An Early Day Motion, or EDM, is a petition that only an MP can start and only MPs can sign. By convention, some MPs (members of the Government and senior Opposition spokesmen) generally don’t sign them. Some MPs will sign almost any EDM that passes their desk – in some cases, we might suspect, having barely looked at it. Others are more sparing with their favours.
All of which adds up to Early Day Motions not really meaning much at all, other than being a useful way for an organisation to say “we’re campaigning for all policemen to wear pink tutus, to appear less threatening, and 23 MPs from all main parties have supported our EDM”, or for the media to jump on some oddball or disloyal EDM and make a big story out of it.
One quirk of EDMs is the convention that they be no longer than a single sentence, leading to some tortuous use of punctuation to string them out.
Who’s signed the most EDMs in this Parliament?
John McDonnell (Lab, Hayes and Harlington) and Mike Hancock (LD, Portsmouth South) are the Kings of the EDM, having signed 458 and 457 respectively – over two thirds of motions that passed their desk.
Jeremy Corbyn (Lab, Islington North) comes third with 387, closely followed by John Leech (LD, Manchester Withington) on 386 and Eric Illsley (Lab, Barnsley Central) on 351. The top Conservative signer is Peter Bottomly with a creditable 350.
Who’s signed the fewest EDMs?
Over two hundred MPs have signed no EDMs. Some through convention due to their position, some through choice. Gerry Adams hasn’t found the time (surprisingly enough) and neither has my old MP John Stanley (Con, Tonbridge & Malling).
Which were the most popular EDMs?
Measuring EDM popularity is a little unfair (but only a little) since earlier EDMs had more time to gather support. However, who could fail to feel a burst of pride at EDM 499, with the third highest number of signatures.
That this House places on record its thanks and appreciation to James Robertson, Matthew Taylor, Tori Reeve, Fiona Channon, Brendon Mulvihill, Caroline Robertson, Matt Walsh, Rina Odedra, Doreen Irving, Noel Kirby, Les Stockwell, Tony McDermott and Mike Styles and their dedicated and hardworking staff who carried out the recent office reorganisation with such efficiency and cheerfulness; is aware that past post-election office changes have often lasted to the summer recess; and is therefore delighted that all hon. Members have been settled into their new offices quickly and with so little fuss.

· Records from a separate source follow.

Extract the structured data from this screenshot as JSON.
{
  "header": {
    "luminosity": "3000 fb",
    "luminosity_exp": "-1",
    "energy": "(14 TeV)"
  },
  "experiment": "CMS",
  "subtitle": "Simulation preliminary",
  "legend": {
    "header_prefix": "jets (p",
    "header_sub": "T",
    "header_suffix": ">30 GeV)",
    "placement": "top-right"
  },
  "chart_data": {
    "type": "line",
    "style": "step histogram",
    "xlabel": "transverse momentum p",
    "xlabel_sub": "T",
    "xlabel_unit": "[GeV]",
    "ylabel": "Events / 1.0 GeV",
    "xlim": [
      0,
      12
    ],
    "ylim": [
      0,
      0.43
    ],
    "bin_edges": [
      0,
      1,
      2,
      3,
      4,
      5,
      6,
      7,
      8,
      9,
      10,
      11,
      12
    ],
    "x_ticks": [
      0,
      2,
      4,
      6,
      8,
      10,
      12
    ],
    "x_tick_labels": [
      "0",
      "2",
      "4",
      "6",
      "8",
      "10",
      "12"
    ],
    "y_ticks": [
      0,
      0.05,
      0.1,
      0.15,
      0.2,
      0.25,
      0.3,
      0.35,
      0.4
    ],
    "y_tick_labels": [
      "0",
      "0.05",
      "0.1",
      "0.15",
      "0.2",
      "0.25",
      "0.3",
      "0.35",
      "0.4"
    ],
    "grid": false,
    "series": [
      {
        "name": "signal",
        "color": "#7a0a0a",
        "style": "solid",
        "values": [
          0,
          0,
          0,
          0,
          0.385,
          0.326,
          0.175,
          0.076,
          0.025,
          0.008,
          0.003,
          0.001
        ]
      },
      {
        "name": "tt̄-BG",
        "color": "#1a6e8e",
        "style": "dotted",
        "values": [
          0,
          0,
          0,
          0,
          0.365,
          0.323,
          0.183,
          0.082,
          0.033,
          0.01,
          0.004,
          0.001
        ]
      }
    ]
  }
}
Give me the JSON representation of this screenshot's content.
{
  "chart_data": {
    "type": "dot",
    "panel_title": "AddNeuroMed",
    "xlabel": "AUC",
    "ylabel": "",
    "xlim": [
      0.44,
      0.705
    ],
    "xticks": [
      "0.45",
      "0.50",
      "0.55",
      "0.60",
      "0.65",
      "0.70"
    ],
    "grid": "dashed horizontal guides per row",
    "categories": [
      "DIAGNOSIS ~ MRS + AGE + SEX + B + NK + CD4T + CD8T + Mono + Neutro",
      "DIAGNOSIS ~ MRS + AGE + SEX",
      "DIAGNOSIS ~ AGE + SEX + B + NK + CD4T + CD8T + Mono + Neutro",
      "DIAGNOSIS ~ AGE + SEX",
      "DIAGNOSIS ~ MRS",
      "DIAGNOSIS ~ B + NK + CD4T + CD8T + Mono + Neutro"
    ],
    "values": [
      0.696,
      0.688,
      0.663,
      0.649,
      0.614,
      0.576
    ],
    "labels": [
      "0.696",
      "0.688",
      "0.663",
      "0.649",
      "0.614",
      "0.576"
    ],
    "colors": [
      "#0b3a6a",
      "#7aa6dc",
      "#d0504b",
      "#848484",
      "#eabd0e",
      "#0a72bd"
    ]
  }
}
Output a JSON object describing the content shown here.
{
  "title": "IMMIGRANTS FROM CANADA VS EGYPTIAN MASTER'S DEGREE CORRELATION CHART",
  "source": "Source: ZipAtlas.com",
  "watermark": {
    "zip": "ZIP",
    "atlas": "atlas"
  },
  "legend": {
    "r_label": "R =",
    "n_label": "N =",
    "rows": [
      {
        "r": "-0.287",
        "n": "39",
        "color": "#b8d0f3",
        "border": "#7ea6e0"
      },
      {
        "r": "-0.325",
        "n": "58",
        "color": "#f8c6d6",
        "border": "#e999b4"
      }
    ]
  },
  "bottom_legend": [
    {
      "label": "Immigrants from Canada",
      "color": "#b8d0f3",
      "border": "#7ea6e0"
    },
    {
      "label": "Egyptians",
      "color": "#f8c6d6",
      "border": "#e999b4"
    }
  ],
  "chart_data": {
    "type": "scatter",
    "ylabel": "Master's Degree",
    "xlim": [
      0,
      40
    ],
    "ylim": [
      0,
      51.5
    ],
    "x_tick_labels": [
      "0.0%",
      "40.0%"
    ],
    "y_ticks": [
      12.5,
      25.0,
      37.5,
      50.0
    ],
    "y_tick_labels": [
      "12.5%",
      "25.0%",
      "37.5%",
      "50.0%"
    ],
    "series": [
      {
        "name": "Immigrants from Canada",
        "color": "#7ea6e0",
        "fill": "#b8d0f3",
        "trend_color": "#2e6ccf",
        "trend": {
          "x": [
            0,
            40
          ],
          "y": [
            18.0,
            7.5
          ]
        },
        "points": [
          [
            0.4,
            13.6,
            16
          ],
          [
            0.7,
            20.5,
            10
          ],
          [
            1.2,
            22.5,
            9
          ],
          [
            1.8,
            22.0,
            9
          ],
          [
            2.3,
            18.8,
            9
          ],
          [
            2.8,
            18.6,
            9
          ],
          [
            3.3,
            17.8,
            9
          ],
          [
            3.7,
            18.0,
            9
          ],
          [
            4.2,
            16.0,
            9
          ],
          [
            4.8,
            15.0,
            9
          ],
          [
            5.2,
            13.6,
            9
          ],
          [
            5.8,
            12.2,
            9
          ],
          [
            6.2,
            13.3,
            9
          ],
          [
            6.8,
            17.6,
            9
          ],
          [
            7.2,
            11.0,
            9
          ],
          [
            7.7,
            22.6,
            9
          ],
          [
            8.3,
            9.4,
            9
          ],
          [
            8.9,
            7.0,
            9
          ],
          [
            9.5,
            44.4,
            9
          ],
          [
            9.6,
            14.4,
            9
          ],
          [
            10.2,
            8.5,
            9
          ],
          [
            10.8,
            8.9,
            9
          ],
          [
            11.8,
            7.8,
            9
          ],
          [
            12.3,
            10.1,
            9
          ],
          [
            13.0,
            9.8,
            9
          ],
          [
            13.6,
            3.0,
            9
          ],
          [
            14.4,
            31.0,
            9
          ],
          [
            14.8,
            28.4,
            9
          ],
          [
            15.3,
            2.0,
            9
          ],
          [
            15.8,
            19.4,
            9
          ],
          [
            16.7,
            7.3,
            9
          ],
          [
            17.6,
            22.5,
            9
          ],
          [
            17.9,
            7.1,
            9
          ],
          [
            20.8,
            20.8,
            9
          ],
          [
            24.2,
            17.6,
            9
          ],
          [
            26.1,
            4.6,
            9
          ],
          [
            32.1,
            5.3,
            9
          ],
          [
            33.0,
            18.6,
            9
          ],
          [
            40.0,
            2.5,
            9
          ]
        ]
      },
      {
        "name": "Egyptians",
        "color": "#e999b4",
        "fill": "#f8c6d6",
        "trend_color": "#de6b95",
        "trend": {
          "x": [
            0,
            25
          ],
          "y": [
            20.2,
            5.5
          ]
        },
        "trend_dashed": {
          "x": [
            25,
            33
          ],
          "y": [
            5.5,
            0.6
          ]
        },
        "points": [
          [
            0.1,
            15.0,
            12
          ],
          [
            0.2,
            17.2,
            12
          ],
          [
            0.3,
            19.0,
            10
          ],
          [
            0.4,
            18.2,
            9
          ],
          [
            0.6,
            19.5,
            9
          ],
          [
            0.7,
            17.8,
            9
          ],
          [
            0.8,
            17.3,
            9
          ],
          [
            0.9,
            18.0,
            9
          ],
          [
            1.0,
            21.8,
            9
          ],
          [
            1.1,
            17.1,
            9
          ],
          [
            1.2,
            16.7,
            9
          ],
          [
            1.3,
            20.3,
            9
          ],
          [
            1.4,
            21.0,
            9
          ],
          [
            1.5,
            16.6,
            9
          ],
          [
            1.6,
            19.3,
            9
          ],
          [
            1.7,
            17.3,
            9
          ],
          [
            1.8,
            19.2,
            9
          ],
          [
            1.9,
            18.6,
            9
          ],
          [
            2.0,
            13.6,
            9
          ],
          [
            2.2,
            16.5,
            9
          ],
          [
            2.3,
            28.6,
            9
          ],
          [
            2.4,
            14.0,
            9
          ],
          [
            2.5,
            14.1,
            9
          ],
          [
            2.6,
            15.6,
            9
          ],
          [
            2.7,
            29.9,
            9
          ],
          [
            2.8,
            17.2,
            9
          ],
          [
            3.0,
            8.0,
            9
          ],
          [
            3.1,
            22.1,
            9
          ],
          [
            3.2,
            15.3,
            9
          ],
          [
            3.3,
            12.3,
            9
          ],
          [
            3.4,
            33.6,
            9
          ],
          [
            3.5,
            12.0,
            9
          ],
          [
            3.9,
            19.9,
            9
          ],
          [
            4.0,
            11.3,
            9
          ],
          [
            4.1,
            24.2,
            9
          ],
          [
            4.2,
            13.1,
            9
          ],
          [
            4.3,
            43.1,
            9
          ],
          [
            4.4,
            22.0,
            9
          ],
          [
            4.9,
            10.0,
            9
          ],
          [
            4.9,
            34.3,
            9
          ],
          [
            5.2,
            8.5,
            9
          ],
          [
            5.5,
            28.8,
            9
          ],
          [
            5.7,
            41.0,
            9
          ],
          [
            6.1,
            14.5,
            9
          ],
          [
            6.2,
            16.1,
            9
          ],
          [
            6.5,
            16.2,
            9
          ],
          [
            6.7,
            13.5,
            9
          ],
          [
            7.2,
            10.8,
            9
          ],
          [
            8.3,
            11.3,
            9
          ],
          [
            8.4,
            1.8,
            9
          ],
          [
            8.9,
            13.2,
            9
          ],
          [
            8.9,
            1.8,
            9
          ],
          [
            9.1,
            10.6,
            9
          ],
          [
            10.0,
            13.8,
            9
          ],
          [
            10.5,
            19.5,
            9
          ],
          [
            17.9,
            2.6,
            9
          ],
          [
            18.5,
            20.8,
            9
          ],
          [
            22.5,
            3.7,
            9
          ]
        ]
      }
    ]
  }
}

Beating it for the number one spot with 201 signatures is EDM 178 on the Sustainable Communities Act 2007 (a fine example of painful punctuation to keep it all in one sentence against every rule of good grammar):
That this House welcomes the involvement of the many communities and local authorities in the first round of proposals from the Sustainable Communities Act 2007 and is especially heartened by the fact that this has led to people re-engaging in the democratic process; notes that this has resulted in 199 proposals for community sustainability being shortlisted by the Local Government Association; expresses its disappointment that although these proposals were initially submitted by local authorities on 31 July 2009 and were submitted to the then Secretary of State for Communities and Local Government in December 2009, not one has yet been agreed; is concerned that this delay will cause disillusionment in many communities; further notes that the Parliamentary Under-Secretary of State, Department for Communities and Local Government, the hon. Member for Bromley and Chislehurst, has supported the introduction of a timetable for dealing with such proposals; and urges the Secretary of State to deal with all such proposals expeditiously.
Other high-scoring EDMs concern Carers Week, beak trimming of hens, the hunting act (for it) and community public houses.
And the least popular?
Since only an MP can submit an EDM, you have to be quite dedicated to get no signatures at all. A few EDMs were signed only by the submitter.
David Amess must have hoped to get more support for EDM 15
That this House notes with concern the quality of the BBC’s coverage of the recent general election, and in particular its results programme on election night; further notes the importance of accurate, timely and impartial analysis of political events to the health of democracy in the UK; and calls on the BBC to ensure its political reportage is underpinned by thorough research in future.
And whilst we’re discussing the BBC, where next for Robert Halfon’s plan to democratise Auntie?
That this House believes that the BBC should be subject to the same transparency and democracy expected of Government; considers that each licence-fee payer could be given a unique PIN number, so that they could vote annually via the internet on the BBC’s programmes, the level of BBC operational activity and administrative overheads, salaries, and on the standards of BBC programmes; considers that in each five-year Parliament there could be a vote as to whether to retain or scrap the licence fee, or to reduce it; and therefore calls on Ministers to extend their revolution in open government to the BBC and beyond.
Useful or not, Early Day Motions are nothing if not varied.